$\sqrt 5=\sqrt{x*(5/x)}$

Now using the AM-GM inequality, we get;

$(x+(5/x))/2 \ge \sqrt{x*(5/x)}$

$\implies \sqrt 5 \le (x+(5/x))/2$

Thus, using this inequality as an approximation we can correlate the following iterative formula for calculating the value of $\sqrt 5$ as follows :

Let us consider a recursive sequence given by the formula : $x_{n+1}=(x_n+5/x_n)/2 ; \forall n \ge2; x_1=2$

$\implies x_2=(2+5/2)/2=2.25$

$\implies x_3=(2.25+5/2.25)/2=2.236111$

$\implies x_4=(2.236111+5/2.236111)/2=2.236068$

$\implies x_5=(2.236068+5/2.236068)/2=2.236068$

Thus, the sequence converges to the value $2.236068$ .

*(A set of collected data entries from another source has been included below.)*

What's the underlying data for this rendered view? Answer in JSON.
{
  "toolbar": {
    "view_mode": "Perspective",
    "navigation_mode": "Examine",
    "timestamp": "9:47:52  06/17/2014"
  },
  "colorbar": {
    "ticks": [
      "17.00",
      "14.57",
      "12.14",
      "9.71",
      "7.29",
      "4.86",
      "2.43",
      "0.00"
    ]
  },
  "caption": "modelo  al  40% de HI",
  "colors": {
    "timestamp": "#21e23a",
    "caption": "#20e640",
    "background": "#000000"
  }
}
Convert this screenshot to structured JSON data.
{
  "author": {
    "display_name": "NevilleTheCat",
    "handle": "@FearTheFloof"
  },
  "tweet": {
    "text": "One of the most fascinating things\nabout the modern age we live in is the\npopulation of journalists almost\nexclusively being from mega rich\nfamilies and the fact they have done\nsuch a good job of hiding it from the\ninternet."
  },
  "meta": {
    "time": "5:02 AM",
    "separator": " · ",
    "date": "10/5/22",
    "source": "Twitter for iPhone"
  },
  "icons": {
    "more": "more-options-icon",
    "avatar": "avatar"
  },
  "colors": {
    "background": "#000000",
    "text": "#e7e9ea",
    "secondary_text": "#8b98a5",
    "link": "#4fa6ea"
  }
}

Exact value : $\sqrt 5=2.2360679775...$ $\approx 2.23606$ (correct upto 5 decimal places)

$x_4=2.236068 \approx 2.23606$ (upto 5 decimal places)

Thus, we obtain the required value upto the required precision in 3 iterations only using the above defined sequence.